Merchant Cash Advances (MCAs) have become a widely used financial tool for small businesses in New York State. While these financing agreements provide quick access to capital, they also come with strict contractual obligations. When a breach of contract occurs—whether by the borrower or the MCA provider—significant legal and financial consequences can follow. Understanding the implications of breaching an MCA contract in New York is essential for both business owners and lenders.
Understanding Merchant Cash Advance Contracts
Unlike traditional loans, MCAs are structured as the sale of future receivables. The lender provides an upfront sum, and the business repays the advance through a percentage of its daily credit card sales or bank deposits. Because of this structure, MCAs are not subject to the same usury laws that regulate interest rates on loans. However, they remain legally binding contracts that require careful adherence.
Common Types of MCA Contract Breaches
A breach of an MCA contract can occur in several ways, including:
- Failure to Make Payments: If a business does not meet its repayment obligations, the MCA provider may take legal action to recover the owed amount.
- Diversion of Funds: Some agreements include provisions preventing the borrower from redirecting revenue streams to avoid repayment.
- Misrepresentation or Fraud: Providing false financial statements, inflating revenue figures, or misleading the lender during the underwriting process can constitute a breach.
- Early Repayment Restrictions: Some MCA agreements penalize businesses for paying off the balance ahead of schedule, and violating such clauses can lead to legal disputes.
- Violation of Personal Guarantees: Many MCA contracts require personal guarantees, meaning the business owner’s personal assets may be at risk if the contract is breached.
Legal Consequences of Breaching an MCA Contract in New York
New York courts take contract enforcement seriously, and an MCA contract breach can lead to:
- Lawsuits for Breach of Contract: MCA providers may sue businesses in civil court, seeking full repayment, interest, and additional damages.
- Confessions of Judgment (COJs): Many MCA contracts include COJ clauses, allowing lenders to obtain a judgment without a trial. New York has limited the enforceability of COJs against out-of-state borrowers, but they are still a risk for in-state businesses.
- Bank Account Freezes and Liens: Lenders may seek legal orders to freeze bank accounts or place liens on business and personal assets.
- Debt Collection and Asset Seizure: If a judgment is obtained, the MCA provider may use collection agencies or court-ordered asset seizures to recover the funds.
Defenses Against an MCA Breach Claim
Businesses facing a breach claim may have several defenses, including:
- Unconscionability: If the contract terms are excessively unfair or deceptive, courts may deem them unenforceable.

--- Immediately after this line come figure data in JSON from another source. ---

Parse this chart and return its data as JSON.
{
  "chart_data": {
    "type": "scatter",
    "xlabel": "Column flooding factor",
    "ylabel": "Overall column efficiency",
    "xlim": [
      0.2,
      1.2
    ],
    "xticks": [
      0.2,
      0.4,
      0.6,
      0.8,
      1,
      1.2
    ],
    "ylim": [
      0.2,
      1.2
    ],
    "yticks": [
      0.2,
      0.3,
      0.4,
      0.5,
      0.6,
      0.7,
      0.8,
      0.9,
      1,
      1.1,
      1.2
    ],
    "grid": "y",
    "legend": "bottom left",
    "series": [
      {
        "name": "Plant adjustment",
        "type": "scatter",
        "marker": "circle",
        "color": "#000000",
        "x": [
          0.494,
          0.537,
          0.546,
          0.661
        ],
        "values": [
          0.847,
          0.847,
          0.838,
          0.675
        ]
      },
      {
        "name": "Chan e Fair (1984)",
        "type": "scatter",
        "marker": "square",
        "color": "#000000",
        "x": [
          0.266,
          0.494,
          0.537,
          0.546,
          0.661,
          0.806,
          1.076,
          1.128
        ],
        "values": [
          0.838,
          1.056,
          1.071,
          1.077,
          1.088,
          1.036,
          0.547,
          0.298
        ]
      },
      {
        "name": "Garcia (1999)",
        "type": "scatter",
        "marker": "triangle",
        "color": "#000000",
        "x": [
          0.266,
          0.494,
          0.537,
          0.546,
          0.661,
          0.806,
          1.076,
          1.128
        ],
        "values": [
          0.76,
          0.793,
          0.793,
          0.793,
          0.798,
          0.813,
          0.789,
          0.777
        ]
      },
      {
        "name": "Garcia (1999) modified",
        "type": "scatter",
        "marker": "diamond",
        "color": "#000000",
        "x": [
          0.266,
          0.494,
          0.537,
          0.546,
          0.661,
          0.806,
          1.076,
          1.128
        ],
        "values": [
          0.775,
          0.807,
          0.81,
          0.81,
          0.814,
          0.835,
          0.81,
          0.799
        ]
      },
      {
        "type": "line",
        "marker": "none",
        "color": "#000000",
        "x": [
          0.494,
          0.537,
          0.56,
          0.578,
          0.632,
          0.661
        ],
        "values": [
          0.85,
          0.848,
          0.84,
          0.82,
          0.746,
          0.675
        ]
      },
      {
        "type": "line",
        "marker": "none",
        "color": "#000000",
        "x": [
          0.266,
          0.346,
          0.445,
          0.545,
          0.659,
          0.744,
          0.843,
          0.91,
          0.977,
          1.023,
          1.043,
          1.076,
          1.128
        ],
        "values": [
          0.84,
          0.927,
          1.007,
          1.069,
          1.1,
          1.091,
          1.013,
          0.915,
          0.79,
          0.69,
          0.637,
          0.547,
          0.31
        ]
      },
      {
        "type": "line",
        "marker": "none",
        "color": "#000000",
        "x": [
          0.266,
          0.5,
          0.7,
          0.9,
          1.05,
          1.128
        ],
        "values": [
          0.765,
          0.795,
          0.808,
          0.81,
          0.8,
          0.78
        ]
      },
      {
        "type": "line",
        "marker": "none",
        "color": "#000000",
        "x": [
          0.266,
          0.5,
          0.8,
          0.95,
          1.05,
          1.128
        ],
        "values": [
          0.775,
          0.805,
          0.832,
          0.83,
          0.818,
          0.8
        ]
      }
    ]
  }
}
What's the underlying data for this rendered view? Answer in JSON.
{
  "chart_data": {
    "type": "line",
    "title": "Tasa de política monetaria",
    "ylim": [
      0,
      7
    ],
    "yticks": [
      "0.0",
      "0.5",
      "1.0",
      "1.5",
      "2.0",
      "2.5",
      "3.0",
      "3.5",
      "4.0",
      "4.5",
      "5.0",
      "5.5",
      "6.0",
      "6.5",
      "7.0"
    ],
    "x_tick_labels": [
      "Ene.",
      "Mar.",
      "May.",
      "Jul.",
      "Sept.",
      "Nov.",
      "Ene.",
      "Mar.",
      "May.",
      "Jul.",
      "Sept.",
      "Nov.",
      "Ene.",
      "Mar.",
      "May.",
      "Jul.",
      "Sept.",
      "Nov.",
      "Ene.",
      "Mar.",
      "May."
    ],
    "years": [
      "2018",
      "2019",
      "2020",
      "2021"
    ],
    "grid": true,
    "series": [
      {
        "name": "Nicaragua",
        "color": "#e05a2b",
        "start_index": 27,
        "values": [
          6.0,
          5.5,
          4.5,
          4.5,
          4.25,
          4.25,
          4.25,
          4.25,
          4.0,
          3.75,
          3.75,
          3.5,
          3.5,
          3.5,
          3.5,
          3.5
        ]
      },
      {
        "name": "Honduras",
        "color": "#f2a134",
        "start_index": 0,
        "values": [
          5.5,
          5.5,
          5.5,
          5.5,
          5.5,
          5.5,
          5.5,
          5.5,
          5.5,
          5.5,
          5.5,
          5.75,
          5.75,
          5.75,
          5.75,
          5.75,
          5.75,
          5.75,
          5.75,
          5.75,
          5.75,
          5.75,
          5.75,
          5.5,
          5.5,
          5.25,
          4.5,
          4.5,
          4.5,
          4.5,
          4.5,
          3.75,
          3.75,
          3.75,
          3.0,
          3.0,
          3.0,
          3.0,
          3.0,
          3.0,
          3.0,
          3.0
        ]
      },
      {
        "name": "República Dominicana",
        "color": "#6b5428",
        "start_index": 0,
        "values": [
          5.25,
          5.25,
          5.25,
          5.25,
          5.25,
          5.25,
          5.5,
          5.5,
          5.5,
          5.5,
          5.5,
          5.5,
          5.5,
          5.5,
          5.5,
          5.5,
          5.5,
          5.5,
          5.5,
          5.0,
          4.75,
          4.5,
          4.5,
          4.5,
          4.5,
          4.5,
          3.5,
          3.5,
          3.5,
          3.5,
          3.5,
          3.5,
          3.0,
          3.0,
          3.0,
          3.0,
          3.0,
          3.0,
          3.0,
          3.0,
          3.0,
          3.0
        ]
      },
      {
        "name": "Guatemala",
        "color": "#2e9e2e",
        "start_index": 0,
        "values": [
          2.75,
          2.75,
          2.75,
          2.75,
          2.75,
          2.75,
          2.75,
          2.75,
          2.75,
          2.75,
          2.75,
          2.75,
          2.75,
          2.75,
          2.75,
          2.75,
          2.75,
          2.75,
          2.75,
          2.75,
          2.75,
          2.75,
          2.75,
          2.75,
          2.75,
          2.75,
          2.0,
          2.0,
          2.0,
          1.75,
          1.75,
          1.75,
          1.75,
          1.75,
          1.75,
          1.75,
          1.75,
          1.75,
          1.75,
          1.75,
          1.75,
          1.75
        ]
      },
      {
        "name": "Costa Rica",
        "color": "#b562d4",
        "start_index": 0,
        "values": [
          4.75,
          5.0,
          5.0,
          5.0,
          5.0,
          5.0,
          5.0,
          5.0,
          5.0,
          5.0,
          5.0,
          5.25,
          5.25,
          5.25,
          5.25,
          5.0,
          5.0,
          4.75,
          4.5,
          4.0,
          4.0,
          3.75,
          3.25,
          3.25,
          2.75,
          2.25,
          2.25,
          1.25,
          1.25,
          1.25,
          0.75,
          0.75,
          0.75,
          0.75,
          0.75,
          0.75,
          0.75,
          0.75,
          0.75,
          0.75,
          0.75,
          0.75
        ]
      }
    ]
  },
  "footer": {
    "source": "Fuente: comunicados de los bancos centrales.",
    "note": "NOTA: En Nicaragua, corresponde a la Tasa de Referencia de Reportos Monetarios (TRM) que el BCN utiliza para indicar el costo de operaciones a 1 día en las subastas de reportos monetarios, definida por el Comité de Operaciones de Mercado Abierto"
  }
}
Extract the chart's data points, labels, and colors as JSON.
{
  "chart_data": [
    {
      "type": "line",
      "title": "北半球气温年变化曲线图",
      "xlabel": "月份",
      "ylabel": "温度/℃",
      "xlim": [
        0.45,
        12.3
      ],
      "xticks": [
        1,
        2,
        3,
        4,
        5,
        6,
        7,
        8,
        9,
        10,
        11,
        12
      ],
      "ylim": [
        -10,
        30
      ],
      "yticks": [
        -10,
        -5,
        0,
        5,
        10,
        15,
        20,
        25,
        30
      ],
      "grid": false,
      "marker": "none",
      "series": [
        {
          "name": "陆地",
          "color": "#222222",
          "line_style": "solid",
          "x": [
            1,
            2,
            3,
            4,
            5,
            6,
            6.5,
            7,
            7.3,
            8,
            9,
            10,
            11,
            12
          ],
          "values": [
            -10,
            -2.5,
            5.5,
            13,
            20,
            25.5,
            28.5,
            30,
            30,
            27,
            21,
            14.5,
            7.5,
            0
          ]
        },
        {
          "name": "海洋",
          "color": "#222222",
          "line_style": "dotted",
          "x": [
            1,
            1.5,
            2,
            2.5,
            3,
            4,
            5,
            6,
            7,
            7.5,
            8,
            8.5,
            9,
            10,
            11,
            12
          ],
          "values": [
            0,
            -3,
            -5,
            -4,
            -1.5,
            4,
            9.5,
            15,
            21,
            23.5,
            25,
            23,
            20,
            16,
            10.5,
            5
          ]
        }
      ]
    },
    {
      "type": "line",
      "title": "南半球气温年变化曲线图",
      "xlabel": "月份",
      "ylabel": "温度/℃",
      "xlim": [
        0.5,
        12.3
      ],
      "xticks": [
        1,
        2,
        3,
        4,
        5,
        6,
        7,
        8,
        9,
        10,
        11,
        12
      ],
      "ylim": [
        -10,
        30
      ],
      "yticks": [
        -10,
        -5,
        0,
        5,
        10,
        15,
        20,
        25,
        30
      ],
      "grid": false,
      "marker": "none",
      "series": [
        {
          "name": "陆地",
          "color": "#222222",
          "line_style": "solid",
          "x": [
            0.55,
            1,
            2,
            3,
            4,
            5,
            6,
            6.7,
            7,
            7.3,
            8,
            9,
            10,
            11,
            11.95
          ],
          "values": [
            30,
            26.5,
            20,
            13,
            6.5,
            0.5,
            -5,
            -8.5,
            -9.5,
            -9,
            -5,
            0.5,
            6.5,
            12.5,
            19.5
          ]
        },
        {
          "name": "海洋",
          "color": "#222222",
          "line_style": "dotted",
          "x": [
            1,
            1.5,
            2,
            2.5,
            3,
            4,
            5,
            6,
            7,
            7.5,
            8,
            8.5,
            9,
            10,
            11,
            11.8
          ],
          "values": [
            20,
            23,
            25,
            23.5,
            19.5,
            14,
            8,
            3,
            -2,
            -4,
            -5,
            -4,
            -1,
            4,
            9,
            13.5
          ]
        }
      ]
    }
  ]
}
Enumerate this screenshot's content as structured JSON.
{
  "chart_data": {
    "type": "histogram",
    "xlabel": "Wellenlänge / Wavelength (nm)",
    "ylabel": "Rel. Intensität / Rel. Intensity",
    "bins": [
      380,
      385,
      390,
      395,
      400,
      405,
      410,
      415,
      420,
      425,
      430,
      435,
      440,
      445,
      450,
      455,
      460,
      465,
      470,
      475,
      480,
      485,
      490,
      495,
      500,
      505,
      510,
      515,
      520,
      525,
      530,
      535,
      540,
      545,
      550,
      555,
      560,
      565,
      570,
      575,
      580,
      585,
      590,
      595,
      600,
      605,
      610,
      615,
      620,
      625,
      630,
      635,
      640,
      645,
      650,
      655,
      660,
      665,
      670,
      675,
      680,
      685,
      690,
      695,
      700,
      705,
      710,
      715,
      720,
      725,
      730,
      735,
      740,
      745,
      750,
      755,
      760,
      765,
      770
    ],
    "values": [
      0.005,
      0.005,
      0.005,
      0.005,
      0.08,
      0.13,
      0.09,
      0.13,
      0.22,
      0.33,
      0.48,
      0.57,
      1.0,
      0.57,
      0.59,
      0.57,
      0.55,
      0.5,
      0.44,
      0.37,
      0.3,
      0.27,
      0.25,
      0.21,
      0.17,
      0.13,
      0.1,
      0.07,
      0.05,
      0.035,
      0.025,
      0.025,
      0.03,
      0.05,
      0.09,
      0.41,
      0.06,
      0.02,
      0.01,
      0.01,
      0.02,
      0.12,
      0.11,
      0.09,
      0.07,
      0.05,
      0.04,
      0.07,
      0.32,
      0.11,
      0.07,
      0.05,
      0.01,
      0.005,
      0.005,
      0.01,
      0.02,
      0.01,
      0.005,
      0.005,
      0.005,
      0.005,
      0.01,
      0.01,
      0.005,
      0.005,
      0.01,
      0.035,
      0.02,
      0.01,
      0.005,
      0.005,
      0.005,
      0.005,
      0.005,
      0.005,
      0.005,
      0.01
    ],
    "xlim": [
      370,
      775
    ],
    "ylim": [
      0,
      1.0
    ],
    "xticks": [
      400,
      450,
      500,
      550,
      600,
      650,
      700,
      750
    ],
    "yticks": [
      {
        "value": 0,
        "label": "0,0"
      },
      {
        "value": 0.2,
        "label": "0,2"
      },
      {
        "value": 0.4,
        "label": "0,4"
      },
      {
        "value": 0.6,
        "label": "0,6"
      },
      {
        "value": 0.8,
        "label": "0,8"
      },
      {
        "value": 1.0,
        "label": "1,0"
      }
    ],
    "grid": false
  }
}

- Lack of Proper Disclosure: Failure by the MCA provider to provide clear terms and APR disclosures may serve as a legal defense.
- Fraudulent Practices by the Lender: If the MCA provider engaged in misleading or fraudulent conduct, the borrower may have grounds to challenge the contract.
- Economic Hardship and Force Majeure: In some cases, extreme financial hardship or unforeseen events (such as natural disasters) may be used as a defense against enforcement.
How to Avoid MCA Contract Disputes
To minimize the risk of breaching an MCA agreement:
- Thoroughly Review Contract Terms: Ensure that repayment terms, fees, and personal guarantees are fully understood before signing.
- Negotiate Fairer Terms: Some lenders may be willing to adjust repayment percentages or eliminate aggressive legal provisions.
- Keep Open Communication: If financial difficulties arise, discussing alternative repayment solutions with the MCA provider may prevent legal action.
- Seek Legal Counsel Before Signing: Consulting with an attorney can help identify potential risks and ensure compliance with contractual obligations.
A breach of a Merchant Cash Advance contract in New York State can lead to severe legal and financial repercussions. Business owners should be aware of their obligations, carefully review contract terms, and seek legal advice when necessary. Understanding both the risks and defenses available can help mitigate potential disputes and ensure smoother financial operations.